Using XCP to Copy Files In and Out of the System

XCP is a fast directory copy to/from any combination of local files, AWS S3, and Iguazio V3IO.

Usage

xcp [flags] source dest

Example:

xcp -r -f *.ipynb v3io://webapi:8081/users/iguazio tsts8

Source and Destination

The source and destination are both URLs. For example:

S3 paths:

  • s3:///path
  • s3://<access_key>:<secret_key>@/path

V3IO paths:

  • v3io://<API_URL>//
  • v3io://:@<API_URL>//
  • v3io://:<session_key>@<API_URL>//

Local paths:

  • path/to/files
  • /opt/xyz
  • c:\windows\path

Flags

-r

Recursive (go over child dirs)

-f string

filter string e.g. *.png

-hidden

include hidden files (start with '.')

-empty

include empty files (size=0)

-m int

maximum file size

-n int

minimum file size

-t string

minimal file time e.g. 'now-7d' or RFC3339 date

-v string

log level: info | debug (default "debug")

-w int

number of worker routines (default 8)

Credentials

S3 credentials can be loaded from the standard environment variables (AWS_ACCESS_KEY_ID and AWS_SECRET_ACCESS_KEY). V3IO URL and credentials can be loaded from environment variables (V3IO_API, V3IO_USERNAME, V3IO_PASSWORD, V3IO_ACCESS_KEY).

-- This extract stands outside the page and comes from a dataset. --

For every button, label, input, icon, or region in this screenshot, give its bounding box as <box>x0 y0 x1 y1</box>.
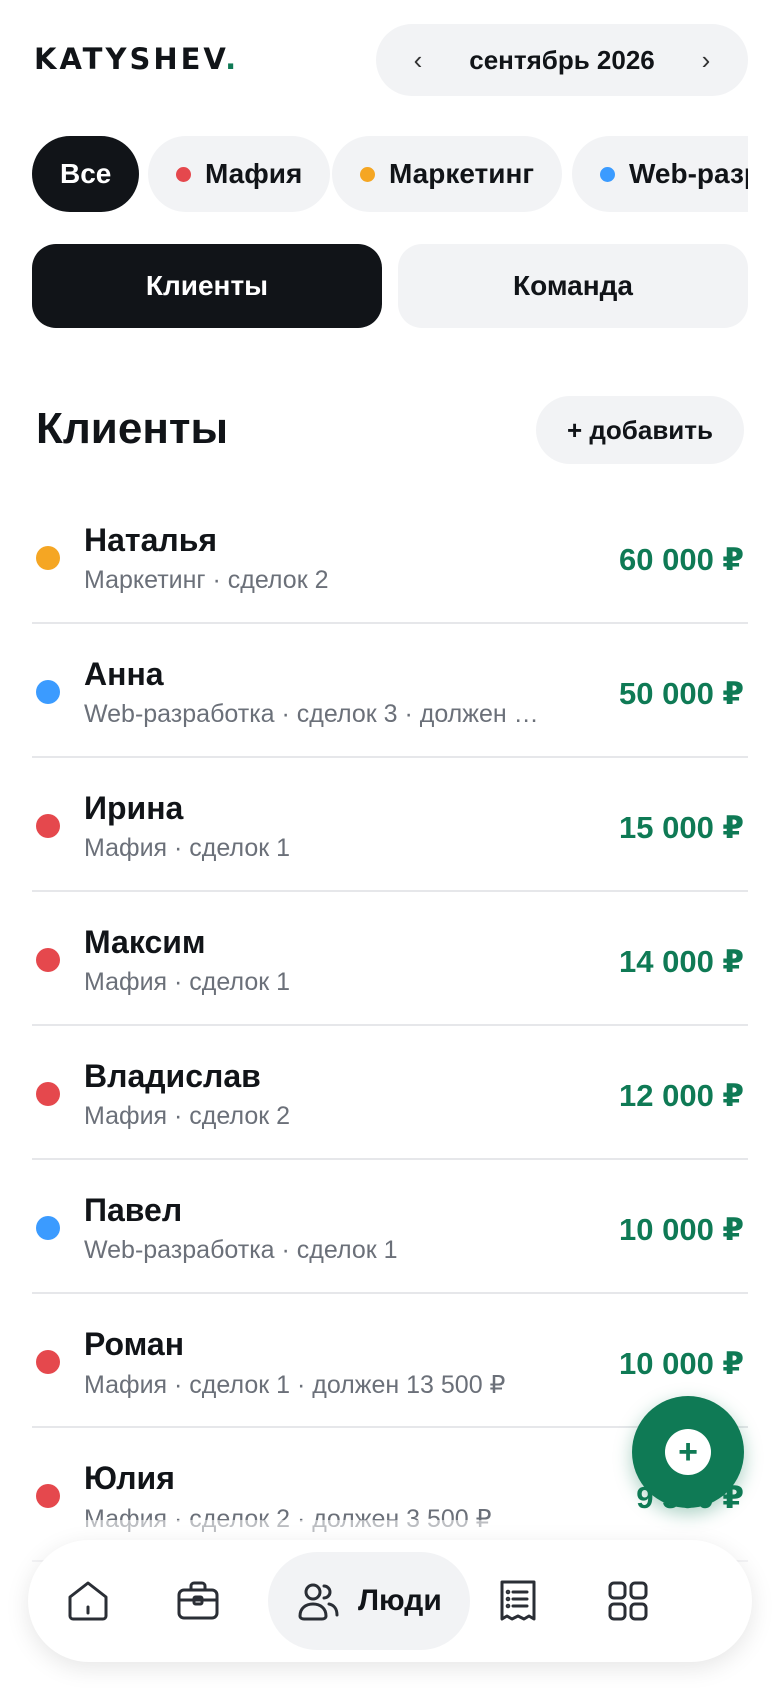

Converting a CSV File to a NoSQL Table

The unified data model of the platform allows you to ingest a file in one format and consume it in another format. The [basic-data-ingestion-and-preparation] (https://github.com/v3io/tutorials/tree/v3.5.5/data-ingestion-and-preparation/basic-data-ingestion-and-preparation.ipynb) platform tutorial Jupyter notebook presents a Python example code for converting a CSV file to a NoSQL table.

Note
  • To run the Jupyter Notebook example, you first need to create the respective notebook service. See Creating a New Service.